I’ve looked at a bunch of recipes, stuffing with an apple/date mix sounded yummy. Anyone with first hand experience have suggestions?
I would suggest braising, the one time we had pheasant they were absolutely delicious, like very fine-grained chicken. I just baked them as they were, with bacon strips, but they were exceedingly tough! We also had a wild turkey at one time, and that thing was tough, too.
Here’s my simple hundred-year-old prairie dwellers recipe:
Dredge pieces in seasoned flour and brown in equal parts oil and butter in Dutch oven. Pour a reckless amount of half and half over the pheasant and roast covered at 325 degrees until done.

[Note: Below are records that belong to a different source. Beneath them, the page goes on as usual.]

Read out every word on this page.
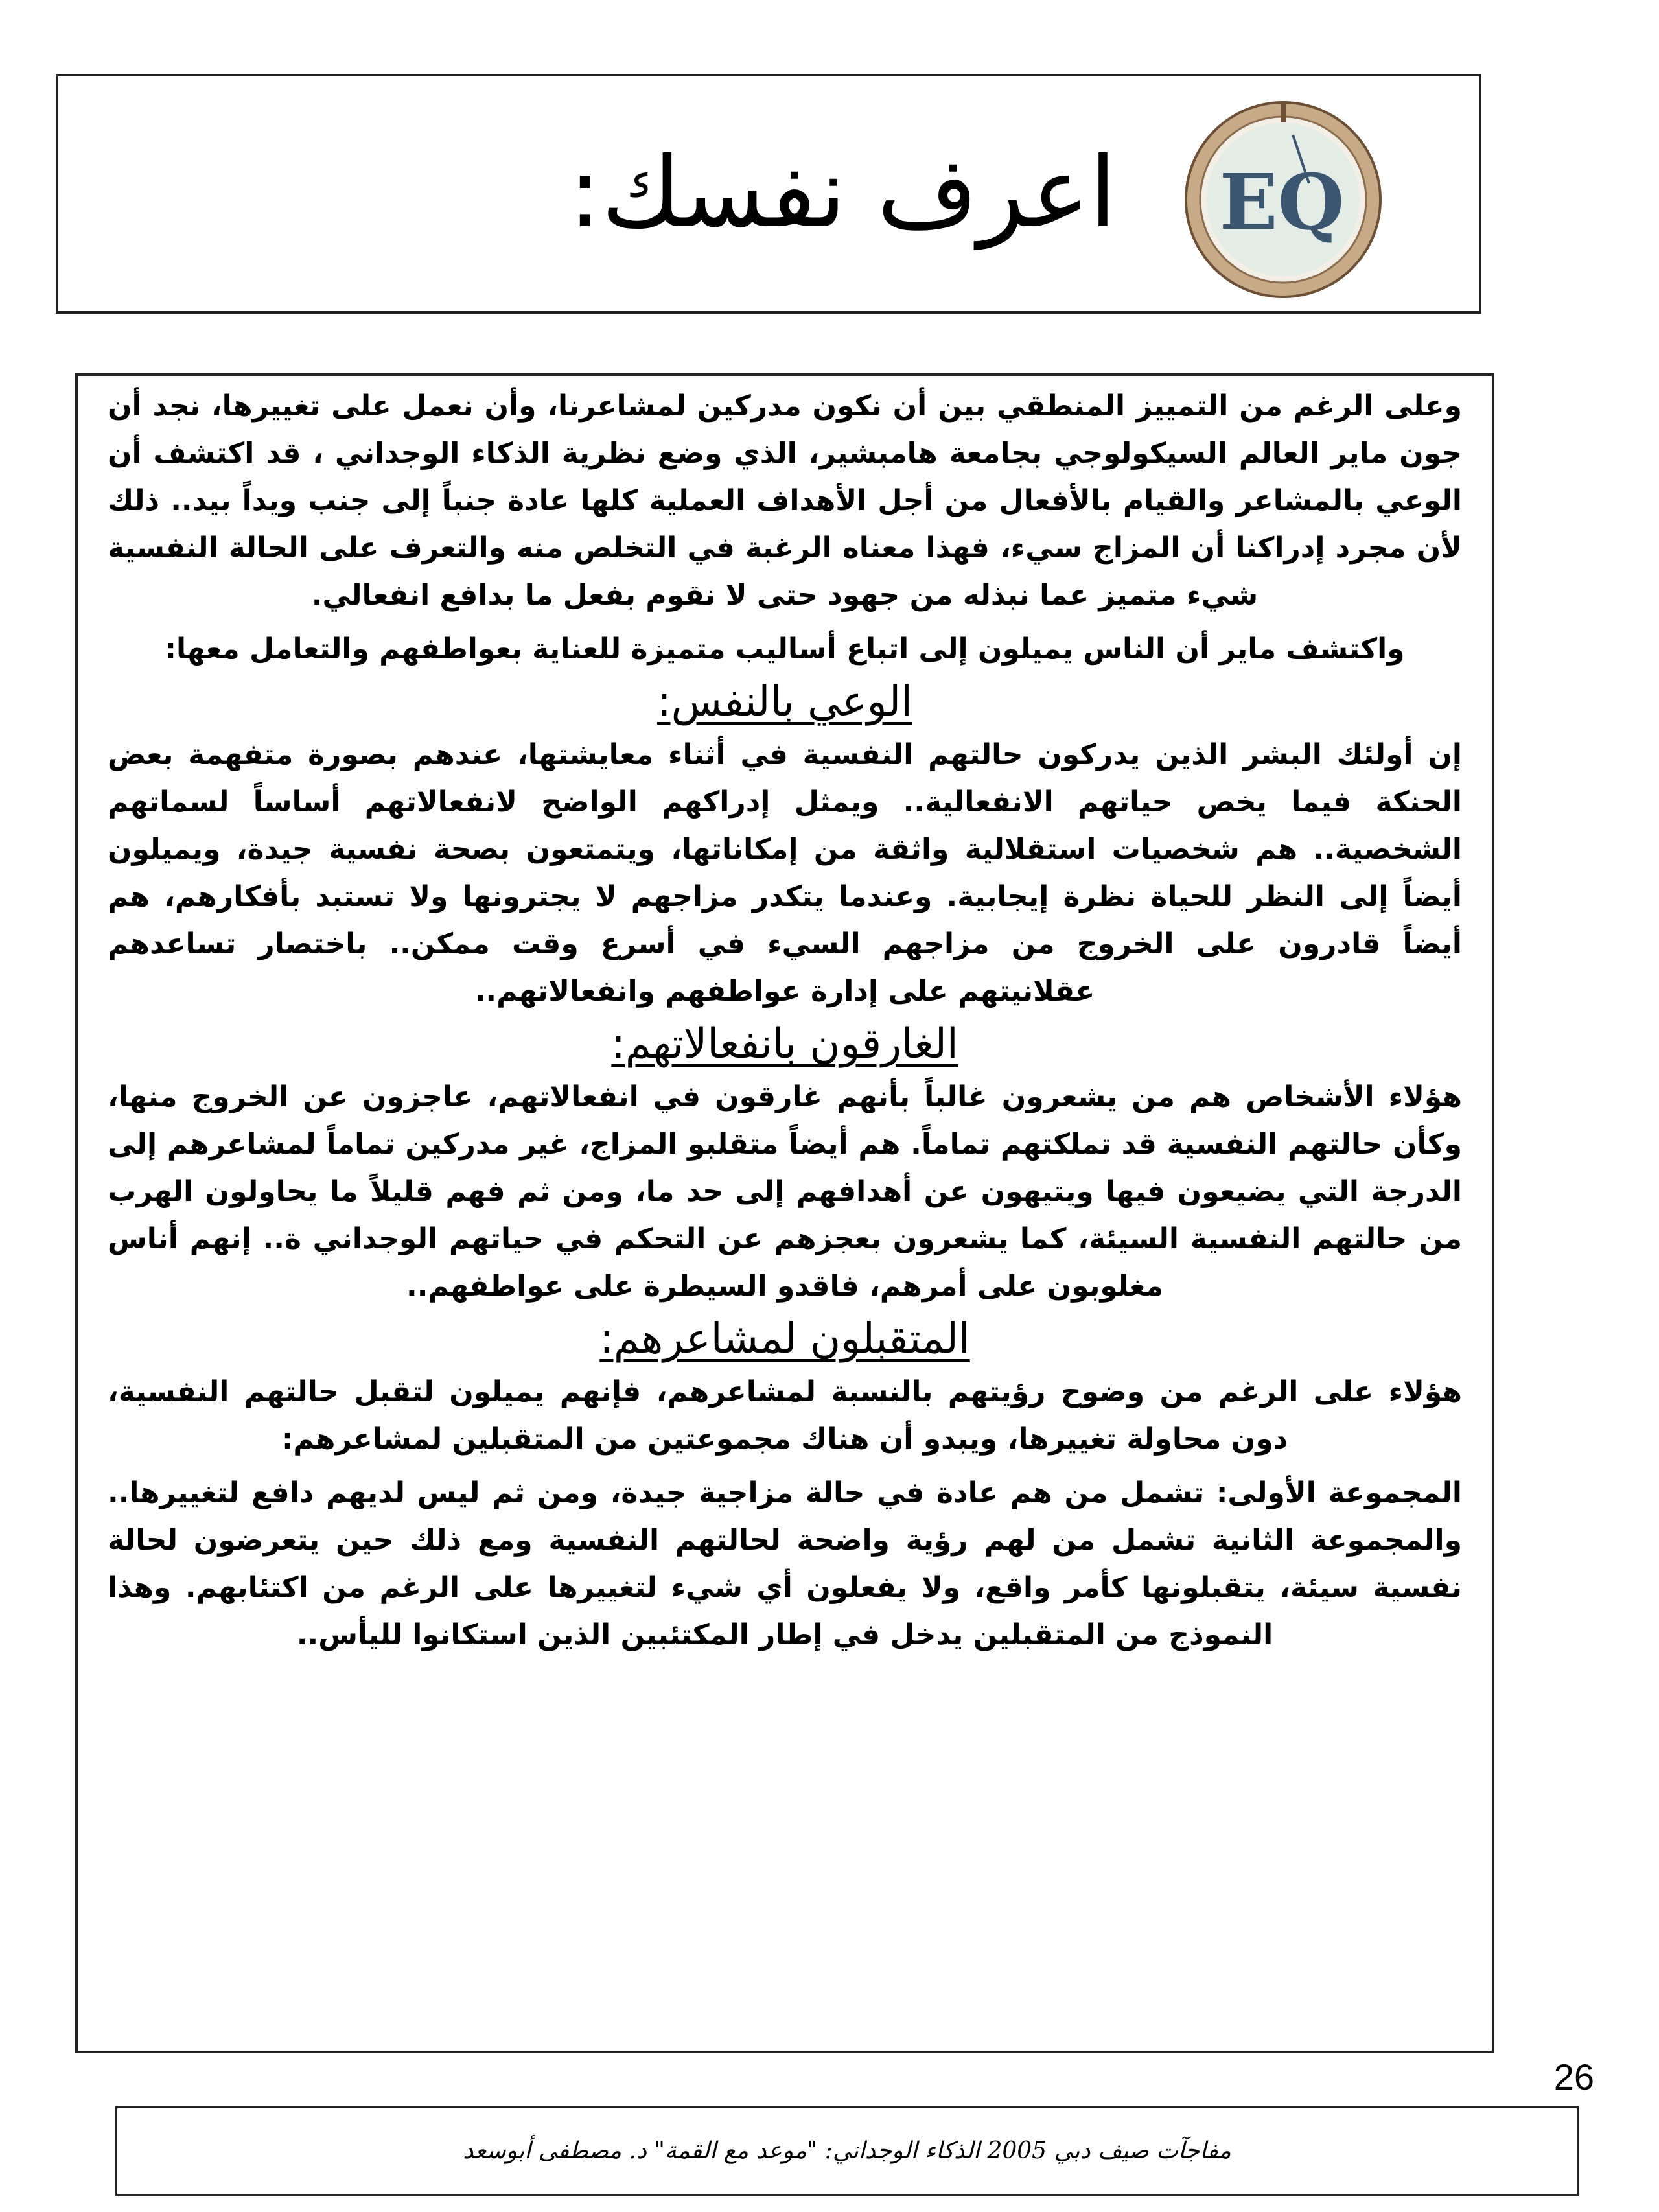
اعرف نفسك: EQ

وعلى الرغم من التمييز المنطقي بين أن نكون مدركين لمشاعرنا، وأن نعمل على تغييرها، نجد أن جون ماير العالم السيكولوجي بجامعة هامبشير، الذي وضع نظرية الذكاء الوجداني ، قد اكتشف أن الوعي بالمشاعر والقيام بالأفعال من أجل الأهداف العملية كلها عادة جنباً إلى جنب ويداً بيد.. ذلك لأن مجرد إدراكنا أن المزاج سيء، فهذا معناه الرغبة في التخلص منه والتعرف على الحالة النفسية شيء متميز عما نبذله من جهود حتى لا نقوم بفعل ما بدافع انفعالي.

واكتشف ماير أن الناس يميلون إلى اتباع أساليب متميزة للعناية بعواطفهم والتعامل معها:

الوعي بالنفس:

إن أولئك البشر الذين يدركون حالتهم النفسية في أثناء معايشتها، عندهم بصورة متفهمة بعض الحنكة فيما يخص حياتهم الانفعالية.. ويمثل إدراكهم الواضح لانفعالاتهم أساساً لسماتهم الشخصية.. هم شخصيات استقلالية واثقة من إمكاناتها، ويتمتعون بصحة نفسية جيدة، ويميلون أيضاً إلى النظر للحياة نظرة إيجابية. وعندما يتكدر مزاجهم لا يجترونها ولا تستبد بأفكارهم، هم أيضاً قادرون على الخروج من مزاجهم السيء في أسرع وقت ممكن.. باختصار تساعدهم عقلانيتهم على إدارة عواطفهم وانفعالاتهم..

الغارقون بانفعالاتهم:

هؤلاء الأشخاص هم من يشعرون غالباً بأنهم غارقون في انفعالاتهم، عاجزون عن الخروج منها، وكأن حالتهم النفسية قد تملكتهم تماماً. هم أيضاً متقلبو المزاج، غير مدركين تماماً لمشاعرهم إلى الدرجة التي يضيعون فيها ويتيهون عن أهدافهم إلى حد ما، ومن ثم فهم قليلاً ما يحاولون الهرب من حالتهم النفسية السيئة، كما يشعرون بعجزهم عن التحكم في حياتهم الوجداني ة.. إنهم أناس مغلوبون على أمرهم، فاقدو السيطرة على عواطفهم..

المتقبلون لمشاعرهم:

هؤلاء على الرغم من وضوح رؤيتهم بالنسبة لمشاعرهم، فإنهم يميلون لتقبل حالتهم النفسية، دون محاولة تغييرها، ويبدو أن هناك مجموعتين من المتقبلين لمشاعرهم:

المجموعة الأولى: تشمل من هم عادة في حالة مزاجية جيدة، ومن ثم ليس لديهم دافع لتغييرها.. والمجموعة الثانية تشمل من لهم رؤية واضحة لحالتهم النفسية ومع ذلك حين يتعرضون لحالة نفسية سيئة، يتقبلونها كأمر واقع، ولا يفعلون أي شيء لتغييرها على الرغم من اكتئابهم. وهذا النموذج من المتقبلين يدخل في إطار المكتئبين الذين استكانوا لليأس..

26
مفاجآت صيف دبي 2005 الذكاء الوجداني: "موعد مع القمة" د. مصطفى أبوسعد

I invariably slow-cook mine these days. Brown 'em in the pan with whatever fat or oil takes your fancy, or roast them in a hot oven for twenty minutes or so, then transfer to the crockpot on a mirepoix with a modest amount of stock and give them four hours on low and slow. They come out fall-off-the-bone tender and full of flavour, though a savoury stuffing wouldn’t hurt any.
Well, I’ll be saving these ideas for future use. I had to run into work yesterday, leaving my gf to cook the birds.
She wrapped them in bacon, made a mushroom/onion/cream sauce, and roasted them slowly. They were outstanding. We emailed the hunter our thanks, and he offered to get us a deer. He has given us steaks and roasts before, this year we will need to make room in the freezer for a whole deer.